As a result of China’s energy crisis, Australia’s leading wholesale solar distributor anticipates supply shortages and pricing rises of 20% to 30%. According to PV magazine Australia, the situation in Australia is particularly precarious, with our cheap price and equivalent market size not working in our favour in the worldwide competition for solar supply.
One-Stop Warehouse, Australia’s largest wholesale solar distributor, expects supply shortages and price hikes of up to 30% to shock the market for at least the next three to six months.
While solar module prices have been projected to rise for some time due to increases in raw material and transportation costs, China’s prolonged energy crisis has created huge manufacturing disruptions, exacerbating the issue.
Andy Cheng, Head of Product Procurement and Marketing at One-Stop Warehouse, told PV magazine that Australia is in a uniquely precarious situation, contending for stocks against Europe and the United States – both of which are considerably larger markets and better equipped to tolerate pricing volatility.
Cheng anticipates that Western Australia and South Australia would be the worst hit because of their tight Covid-19 border rules, which make it impossible to supply supplies on time.
Why is Australia’s position precarious?
China is the world’s largest provider of solar energy, controlling not only panel production but also the whole upstream supply chain. As a result, the effects of the country’s energy crisis, as well as polysilicon shortages and price increases for solar glass, aluminium, and other materials, will be felt across the world.
Furthermore, Cheng believes that transportation prices have quadrupled in the previous year, rising from about US$3,500 per shipping container to US$11,500 currently.
While Australia is a significant solar market for China, it is small in contrast to Europe and the United States, and pays less for supplies on a constant schedule, putting us in an especially susceptible situation in the global competition to obtain solar stock.
Cheng stated that to acquire goods for One-Stop Warehouse, the business has offered manufacturers more money than was originally agreed.
Despite raising its prices on October 1, the firm has had several of its anticipated shipments delayed or cancelled in the previous month.
Cheng believes that 80 to 90 per cent of One-Stop Warehouse’s inventory is sourced from China. While the firm is and has been attempting to diversify its stockists since the epidemic, Cheng stated that it has encountered challenges since there aren’t many completely vertically integrated solar brands outside of China.
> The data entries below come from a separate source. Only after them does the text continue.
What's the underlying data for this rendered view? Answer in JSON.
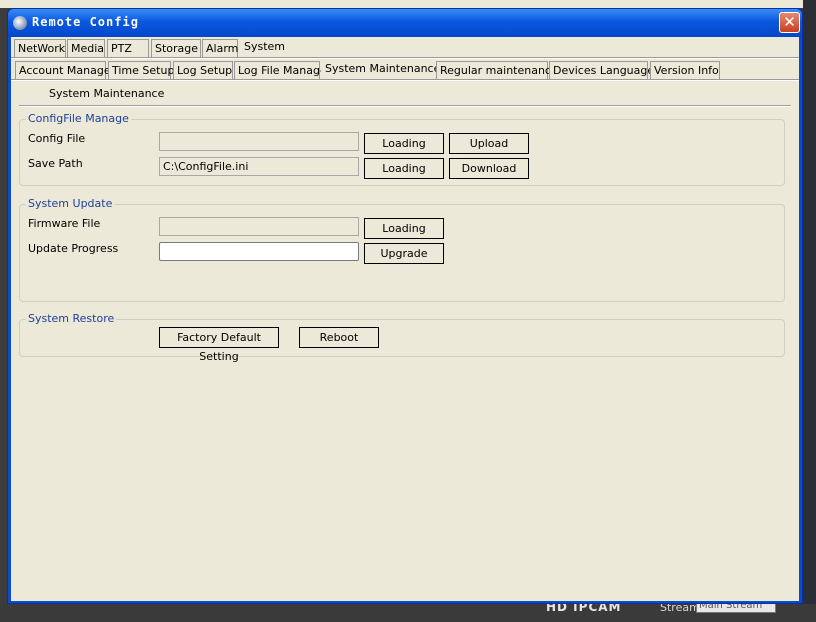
{
  "window": {
    "title": "Remote Config",
    "close_label": "✕"
  },
  "tabs_top": [
    {
      "label": "NetWork"
    },
    {
      "label": "Media"
    },
    {
      "label": "PTZ"
    },
    {
      "label": "Storage"
    },
    {
      "label": "Alarm"
    },
    {
      "label": "System"
    }
  ],
  "tabs_sub": [
    {
      "label": "Account Manage"
    },
    {
      "label": "Time Setup"
    },
    {
      "label": "Log Setup"
    },
    {
      "label": "Log File Manage"
    },
    {
      "label": "System Maintenance"
    },
    {
      "label": "Regular maintenance"
    },
    {
      "label": "Devices Language"
    },
    {
      "label": "Version Info"
    }
  ],
  "panel": {
    "title": "System Maintenance"
  },
  "configfile": {
    "legend": "ConfigFile Manage",
    "config_file_label": "Config File",
    "config_file_value": "",
    "save_path_label": "Save Path",
    "save_path_value": "C:\\ConfigFile.ini",
    "loading1": "Loading",
    "upload": "Upload",
    "loading2": "Loading",
    "download": "Download"
  },
  "update": {
    "legend": "System Update",
    "firmware_label": "Firmware File",
    "firmware_value": "",
    "progress_label": "Update Progress",
    "progress_value": 0,
    "loading": "Loading",
    "upgrade": "Upgrade"
  },
  "restore": {
    "legend": "System Restore",
    "factory_default": "Factory Default Setting",
    "reboot": "Reboot"
  },
  "background": {
    "banner": "HD IPCAM",
    "stream_label": "Stream",
    "stream_value": "Main Stream"
  },
  "colors": {
    "titlebar": "#0a58e0",
    "client": "#ece9d8",
    "legend": "#1f3f9a",
    "close": "#c7401f"
  }
}
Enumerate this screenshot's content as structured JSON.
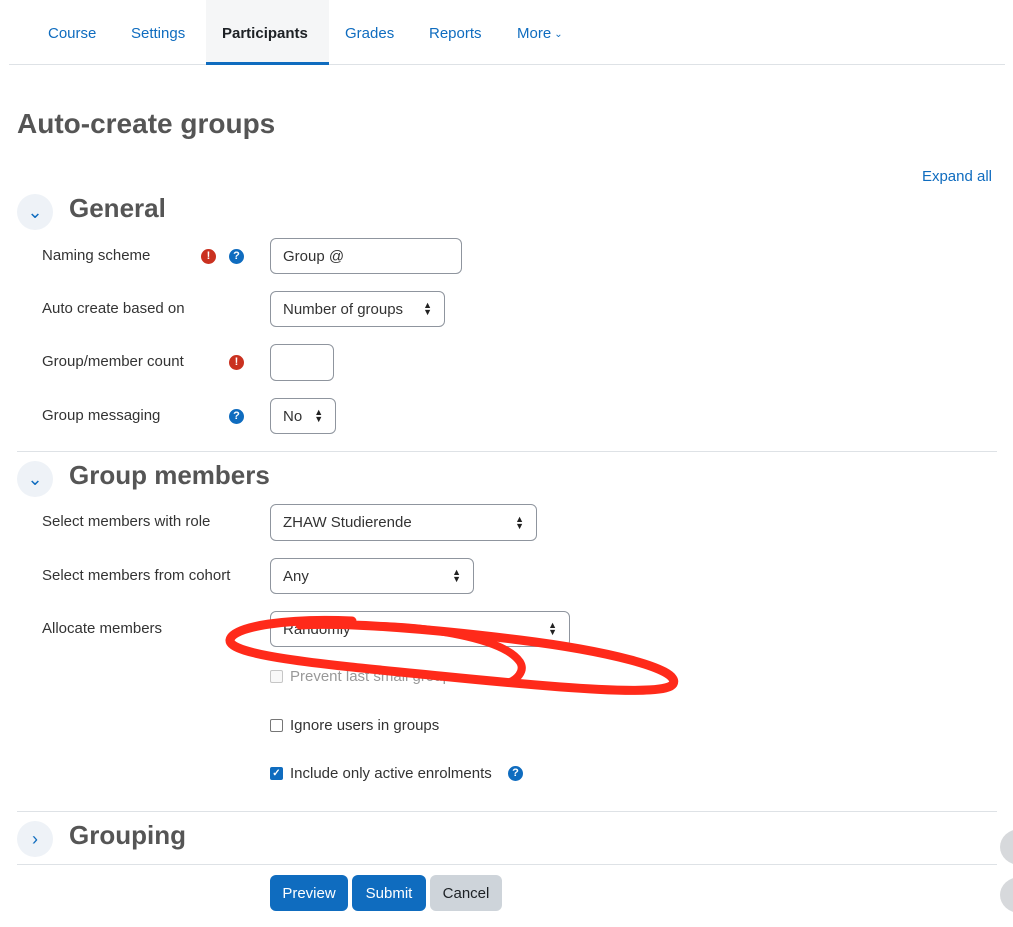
{
  "nav": {
    "tabs": [
      {
        "label": "Course"
      },
      {
        "label": "Settings"
      },
      {
        "label": "Participants"
      },
      {
        "label": "Grades"
      },
      {
        "label": "Reports"
      },
      {
        "label": "More"
      }
    ]
  },
  "page": {
    "title": "Auto-create groups",
    "expand_all": "Expand all"
  },
  "sections": {
    "general": {
      "title": "General",
      "naming_scheme_label": "Naming scheme",
      "naming_scheme_value": "Group @",
      "auto_create_label": "Auto create based on",
      "auto_create_value": "Number of groups",
      "count_label": "Group/member count",
      "count_value": "",
      "messaging_label": "Group messaging",
      "messaging_value": "No"
    },
    "members": {
      "title": "Group members",
      "role_label": "Select members with role",
      "role_value": "ZHAW Studierende",
      "cohort_label": "Select members from cohort",
      "cohort_value": "Any",
      "allocate_label": "Allocate members",
      "allocate_value": "Randomly",
      "prevent_label": "Prevent last small group",
      "prevent_checked": false,
      "ignore_label": "Ignore users in groups",
      "ignore_checked": false,
      "active_label": "Include only active enrolments",
      "active_checked": true
    },
    "grouping": {
      "title": "Grouping"
    }
  },
  "buttons": {
    "preview": "Preview",
    "submit": "Submit",
    "cancel": "Cancel"
  },
  "icons": {
    "required": "exclamation-icon",
    "help": "question-icon",
    "collapse": "chevron-down-icon",
    "expand": "chevron-right-icon"
  },
  "colors": {
    "primary": "#0f6cbf",
    "required": "#ca3120",
    "annotation": "#ff2a1a"
  }
}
Solaring has been constantly monitoring module pricing in Australia, finding that it has not been severely influenced as of August of this year. Cheng explained that while Australia had a good first quarter this year, frequent lockdowns disrupted our second quarter, leaving the country with an overstock.
Australia’s industry is anticipated to perk up again when the country’s two most populous states, New South Wales and Victoria, emerge from lockdown and relax border restrictions.
The fourth quarter of the year is normally the busiest for the Australian solar industry, and Cheng expected supply shortages during that traditionally busy season. He stated that it is now too late to get more supply for the quarter.
Cheng believes that the impending volatility would persuade solar firms to raise their prices more in the future. “In the past, there was a race to the bottom [in Australia], with everyone striving to have cheaper pricing than the competitors, which is not healthy,” he added.
He believes the market will be able to withstand the shock and that end customers would be unaffected. “In Australia, we have high power prices, and the STC subsidies allow us to bear it… It’s not a significant increase when compared to the savings from getting solar.”